ANC secretary-general Gwede Mantashe claimed that the Swedes and the Irish are a force behind the anarchy that is happening in the platinum industry. File photo: Bongiwe Mchunu

Johannesburg - African National Congress secretary-general Gwede Mantashe has chastised senior party members who continuously criticised the ANC publicly, saying they were still caught up in a “state of nostalgia”.

Delivery his keynote address at the Eastern Cape ANC’s seventh provincial conference in Port Elizabeth on Thursday, Mantashe said such members had made it their mission to criticise rather than advise the party’s leadership.

Mantashe said the current theme of “nostalgia” was fashionable, adding that members had a duty to raise their concerns internally.

While Mantashe did not mention names, his comments came after former intelligence minister Ronnie Kasrils criticised the ruling party in a newspaper column last week, saying “the ANC’s soul needs to be restored”.
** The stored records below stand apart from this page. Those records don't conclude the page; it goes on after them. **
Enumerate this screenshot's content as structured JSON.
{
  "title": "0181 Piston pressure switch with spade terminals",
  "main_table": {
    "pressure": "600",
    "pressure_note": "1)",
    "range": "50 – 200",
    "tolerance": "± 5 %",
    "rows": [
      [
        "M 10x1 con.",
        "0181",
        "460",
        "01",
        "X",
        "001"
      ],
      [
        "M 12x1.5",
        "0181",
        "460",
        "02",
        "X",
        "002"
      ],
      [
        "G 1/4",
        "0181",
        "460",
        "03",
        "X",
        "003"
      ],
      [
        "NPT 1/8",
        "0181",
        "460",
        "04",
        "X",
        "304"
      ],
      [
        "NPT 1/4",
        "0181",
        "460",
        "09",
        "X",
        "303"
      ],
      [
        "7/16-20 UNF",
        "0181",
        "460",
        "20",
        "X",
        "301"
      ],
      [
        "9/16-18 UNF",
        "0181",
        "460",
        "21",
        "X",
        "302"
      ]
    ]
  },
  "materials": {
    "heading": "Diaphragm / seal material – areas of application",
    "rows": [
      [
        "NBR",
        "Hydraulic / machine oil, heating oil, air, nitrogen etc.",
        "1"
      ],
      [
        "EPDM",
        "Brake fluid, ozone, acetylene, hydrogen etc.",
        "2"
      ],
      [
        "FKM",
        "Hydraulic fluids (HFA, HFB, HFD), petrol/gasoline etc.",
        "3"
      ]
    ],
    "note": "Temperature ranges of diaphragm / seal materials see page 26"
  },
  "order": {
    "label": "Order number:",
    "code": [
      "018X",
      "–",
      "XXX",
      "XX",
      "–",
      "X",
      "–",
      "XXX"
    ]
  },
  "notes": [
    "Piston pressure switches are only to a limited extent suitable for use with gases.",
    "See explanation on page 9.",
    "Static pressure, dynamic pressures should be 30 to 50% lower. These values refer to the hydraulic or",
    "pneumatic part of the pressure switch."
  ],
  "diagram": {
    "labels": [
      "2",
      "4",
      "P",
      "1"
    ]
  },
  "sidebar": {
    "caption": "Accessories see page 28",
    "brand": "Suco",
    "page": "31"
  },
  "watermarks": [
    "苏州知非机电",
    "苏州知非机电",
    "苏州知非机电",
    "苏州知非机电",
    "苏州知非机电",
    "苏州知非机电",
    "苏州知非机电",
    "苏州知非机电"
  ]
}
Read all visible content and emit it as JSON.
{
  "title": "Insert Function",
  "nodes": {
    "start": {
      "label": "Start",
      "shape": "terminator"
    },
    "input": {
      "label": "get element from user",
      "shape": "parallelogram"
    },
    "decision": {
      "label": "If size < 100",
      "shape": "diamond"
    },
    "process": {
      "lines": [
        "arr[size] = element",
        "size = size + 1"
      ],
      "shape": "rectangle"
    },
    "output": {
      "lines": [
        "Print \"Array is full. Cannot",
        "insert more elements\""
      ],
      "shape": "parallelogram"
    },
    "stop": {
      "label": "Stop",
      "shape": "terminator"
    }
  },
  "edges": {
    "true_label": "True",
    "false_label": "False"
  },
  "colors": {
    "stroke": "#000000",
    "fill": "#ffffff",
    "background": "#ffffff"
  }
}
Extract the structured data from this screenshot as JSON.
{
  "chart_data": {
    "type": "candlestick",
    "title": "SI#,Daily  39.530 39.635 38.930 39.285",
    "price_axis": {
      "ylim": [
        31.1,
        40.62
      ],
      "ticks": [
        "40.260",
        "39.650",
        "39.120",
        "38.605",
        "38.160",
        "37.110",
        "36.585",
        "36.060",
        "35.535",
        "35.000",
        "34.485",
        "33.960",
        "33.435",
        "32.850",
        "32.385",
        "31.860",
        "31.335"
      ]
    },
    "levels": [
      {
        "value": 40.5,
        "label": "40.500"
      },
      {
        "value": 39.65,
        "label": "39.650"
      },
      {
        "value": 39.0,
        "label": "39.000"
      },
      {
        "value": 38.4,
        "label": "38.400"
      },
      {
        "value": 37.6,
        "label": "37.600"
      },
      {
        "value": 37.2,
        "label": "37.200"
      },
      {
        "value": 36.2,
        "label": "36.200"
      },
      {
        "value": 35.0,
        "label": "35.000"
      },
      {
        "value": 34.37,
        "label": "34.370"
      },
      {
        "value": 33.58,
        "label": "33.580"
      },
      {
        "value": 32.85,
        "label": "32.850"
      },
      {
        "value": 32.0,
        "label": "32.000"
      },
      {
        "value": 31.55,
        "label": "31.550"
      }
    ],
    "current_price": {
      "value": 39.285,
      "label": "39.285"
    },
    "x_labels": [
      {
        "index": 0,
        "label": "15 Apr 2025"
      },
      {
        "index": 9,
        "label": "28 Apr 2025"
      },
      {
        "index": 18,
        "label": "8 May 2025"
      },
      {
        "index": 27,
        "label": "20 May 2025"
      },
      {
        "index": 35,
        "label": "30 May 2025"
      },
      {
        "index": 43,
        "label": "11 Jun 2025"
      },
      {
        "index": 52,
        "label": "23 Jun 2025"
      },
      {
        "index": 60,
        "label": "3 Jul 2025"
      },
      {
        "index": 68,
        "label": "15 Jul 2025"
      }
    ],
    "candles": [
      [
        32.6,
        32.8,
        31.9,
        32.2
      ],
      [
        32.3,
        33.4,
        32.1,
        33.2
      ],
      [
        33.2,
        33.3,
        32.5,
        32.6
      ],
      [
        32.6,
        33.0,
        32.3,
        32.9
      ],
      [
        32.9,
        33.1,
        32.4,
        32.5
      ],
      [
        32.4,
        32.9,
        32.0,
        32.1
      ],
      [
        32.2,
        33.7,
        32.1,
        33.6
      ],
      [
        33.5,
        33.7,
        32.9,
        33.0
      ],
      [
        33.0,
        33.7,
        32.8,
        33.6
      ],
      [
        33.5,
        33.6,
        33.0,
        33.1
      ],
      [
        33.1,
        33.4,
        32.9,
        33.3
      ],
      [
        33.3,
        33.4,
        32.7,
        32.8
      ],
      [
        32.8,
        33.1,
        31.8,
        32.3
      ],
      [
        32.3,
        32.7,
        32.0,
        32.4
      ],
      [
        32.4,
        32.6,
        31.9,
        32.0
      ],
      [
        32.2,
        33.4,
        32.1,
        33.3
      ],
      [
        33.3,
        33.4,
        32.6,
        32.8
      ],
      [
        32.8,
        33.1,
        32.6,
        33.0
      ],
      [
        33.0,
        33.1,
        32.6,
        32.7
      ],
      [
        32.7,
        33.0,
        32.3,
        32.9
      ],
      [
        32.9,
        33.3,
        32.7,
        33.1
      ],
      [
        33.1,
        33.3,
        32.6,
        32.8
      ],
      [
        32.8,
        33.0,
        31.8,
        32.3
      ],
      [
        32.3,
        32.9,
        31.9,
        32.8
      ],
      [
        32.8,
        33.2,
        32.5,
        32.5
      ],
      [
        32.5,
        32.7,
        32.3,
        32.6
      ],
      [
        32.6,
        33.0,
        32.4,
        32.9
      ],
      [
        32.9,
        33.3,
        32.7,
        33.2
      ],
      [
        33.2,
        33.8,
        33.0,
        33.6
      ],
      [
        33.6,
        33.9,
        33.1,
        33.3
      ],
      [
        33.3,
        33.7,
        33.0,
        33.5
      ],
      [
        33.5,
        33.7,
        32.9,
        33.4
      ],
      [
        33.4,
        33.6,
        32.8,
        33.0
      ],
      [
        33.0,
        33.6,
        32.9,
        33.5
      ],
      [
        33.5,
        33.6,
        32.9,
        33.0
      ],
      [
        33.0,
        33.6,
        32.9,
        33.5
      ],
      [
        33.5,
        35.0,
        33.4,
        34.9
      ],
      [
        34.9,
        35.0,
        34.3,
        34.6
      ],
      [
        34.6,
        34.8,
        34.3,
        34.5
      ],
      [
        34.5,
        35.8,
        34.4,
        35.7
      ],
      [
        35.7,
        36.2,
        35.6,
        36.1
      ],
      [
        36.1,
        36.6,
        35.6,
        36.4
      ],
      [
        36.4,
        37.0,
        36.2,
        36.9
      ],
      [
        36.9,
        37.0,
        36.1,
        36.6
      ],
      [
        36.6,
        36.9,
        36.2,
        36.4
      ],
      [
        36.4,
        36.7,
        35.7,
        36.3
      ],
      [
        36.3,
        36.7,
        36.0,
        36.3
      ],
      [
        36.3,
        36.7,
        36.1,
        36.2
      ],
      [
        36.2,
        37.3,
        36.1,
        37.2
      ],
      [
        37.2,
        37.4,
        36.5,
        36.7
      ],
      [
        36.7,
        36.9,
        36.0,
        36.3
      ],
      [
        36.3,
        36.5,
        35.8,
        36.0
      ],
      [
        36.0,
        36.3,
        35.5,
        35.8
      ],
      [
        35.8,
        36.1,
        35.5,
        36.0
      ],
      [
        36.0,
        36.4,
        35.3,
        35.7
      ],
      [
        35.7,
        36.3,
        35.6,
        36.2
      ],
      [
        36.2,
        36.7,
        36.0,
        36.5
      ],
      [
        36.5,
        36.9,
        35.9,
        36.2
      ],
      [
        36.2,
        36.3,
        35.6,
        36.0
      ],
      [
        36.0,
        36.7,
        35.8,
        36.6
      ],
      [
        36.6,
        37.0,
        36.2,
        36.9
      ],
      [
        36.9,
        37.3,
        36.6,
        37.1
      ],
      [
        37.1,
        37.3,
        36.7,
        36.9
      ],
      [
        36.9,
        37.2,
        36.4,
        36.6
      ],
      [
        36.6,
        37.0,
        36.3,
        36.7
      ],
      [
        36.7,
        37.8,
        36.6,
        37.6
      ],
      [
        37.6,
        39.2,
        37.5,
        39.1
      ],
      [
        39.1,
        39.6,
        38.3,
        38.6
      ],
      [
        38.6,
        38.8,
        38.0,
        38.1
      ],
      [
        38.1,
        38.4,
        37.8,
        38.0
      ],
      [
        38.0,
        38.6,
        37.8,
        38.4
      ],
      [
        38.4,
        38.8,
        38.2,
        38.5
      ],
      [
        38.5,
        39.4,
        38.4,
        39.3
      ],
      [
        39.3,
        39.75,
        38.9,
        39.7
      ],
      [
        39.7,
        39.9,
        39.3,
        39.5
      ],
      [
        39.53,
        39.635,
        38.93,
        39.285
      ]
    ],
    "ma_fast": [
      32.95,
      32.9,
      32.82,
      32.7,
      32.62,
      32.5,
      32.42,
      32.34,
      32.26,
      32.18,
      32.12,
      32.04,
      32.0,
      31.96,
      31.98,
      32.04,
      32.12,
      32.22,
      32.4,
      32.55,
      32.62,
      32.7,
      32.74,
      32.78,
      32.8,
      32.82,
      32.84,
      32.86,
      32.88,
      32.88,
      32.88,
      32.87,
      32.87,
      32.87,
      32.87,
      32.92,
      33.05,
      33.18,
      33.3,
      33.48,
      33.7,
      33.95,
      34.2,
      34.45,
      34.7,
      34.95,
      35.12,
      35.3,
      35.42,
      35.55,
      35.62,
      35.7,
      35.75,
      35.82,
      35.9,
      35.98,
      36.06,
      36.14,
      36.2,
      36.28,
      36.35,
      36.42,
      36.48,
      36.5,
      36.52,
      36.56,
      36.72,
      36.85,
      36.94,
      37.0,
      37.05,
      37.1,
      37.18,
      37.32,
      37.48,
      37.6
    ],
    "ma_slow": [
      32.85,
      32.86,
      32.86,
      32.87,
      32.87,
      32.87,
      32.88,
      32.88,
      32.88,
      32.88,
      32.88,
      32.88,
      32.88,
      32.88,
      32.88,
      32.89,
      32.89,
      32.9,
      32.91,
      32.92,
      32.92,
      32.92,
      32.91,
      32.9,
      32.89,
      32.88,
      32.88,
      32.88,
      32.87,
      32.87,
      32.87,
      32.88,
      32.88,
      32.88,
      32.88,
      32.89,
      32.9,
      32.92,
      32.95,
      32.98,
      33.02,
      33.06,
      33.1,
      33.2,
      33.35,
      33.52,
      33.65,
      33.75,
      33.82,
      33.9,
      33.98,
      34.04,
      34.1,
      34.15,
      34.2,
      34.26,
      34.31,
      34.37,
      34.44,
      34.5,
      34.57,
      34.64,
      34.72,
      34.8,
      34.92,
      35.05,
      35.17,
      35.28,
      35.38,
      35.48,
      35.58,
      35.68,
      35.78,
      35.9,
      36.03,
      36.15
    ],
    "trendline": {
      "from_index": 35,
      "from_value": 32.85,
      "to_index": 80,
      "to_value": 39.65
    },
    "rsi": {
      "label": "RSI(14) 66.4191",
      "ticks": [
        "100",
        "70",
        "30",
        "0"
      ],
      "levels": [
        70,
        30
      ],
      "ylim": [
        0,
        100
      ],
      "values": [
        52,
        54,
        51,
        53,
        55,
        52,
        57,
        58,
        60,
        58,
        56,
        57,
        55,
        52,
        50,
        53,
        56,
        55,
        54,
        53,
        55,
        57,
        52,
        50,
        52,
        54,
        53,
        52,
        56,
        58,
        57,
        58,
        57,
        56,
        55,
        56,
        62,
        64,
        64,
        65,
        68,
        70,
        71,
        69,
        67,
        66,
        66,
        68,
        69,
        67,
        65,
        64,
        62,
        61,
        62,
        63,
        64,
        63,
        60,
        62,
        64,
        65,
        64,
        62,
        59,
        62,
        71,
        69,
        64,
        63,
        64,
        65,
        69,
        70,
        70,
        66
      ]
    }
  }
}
In what was perceived as a veiled attack on President Jacob Zuma’s leadership, Kasrils wrote that the “lack of leadership is starkly illustrated in such matters as sections of the police being out of control; such scandals as the non-delivery of textbooks to schools; and the wasteful expenditure of over R200-million on security alone at the president’s Nkandla home”.

His comments came hot on the heels of ANC national executive committee member Pallo Jordan’s critical comments. In his newspaper column published in the aftermath of the Gupta plane-landing saga, Jordan said people were within their right to judge Zuma by the sort of people he associated with.

Mantashe told the 1 200 delegates there were certain members in the party who “choose to be clean and not to be associated with the problems and the challenges facing the movement”.

“In that way they can say I don’t know the ANC, that’s not the ANC I joined because they are clean.

“But the ANC is evolving. It is minus them, and to get their voices through, they (write) columns and newspaper and feature articles inciting and blaming the ANC for everything,” Mantashe said.

He reminded party members who regularly reminisce about the ANC of the past that they might have inherited history, but they had the responsibility to construct the future because the ANC was not a static movement.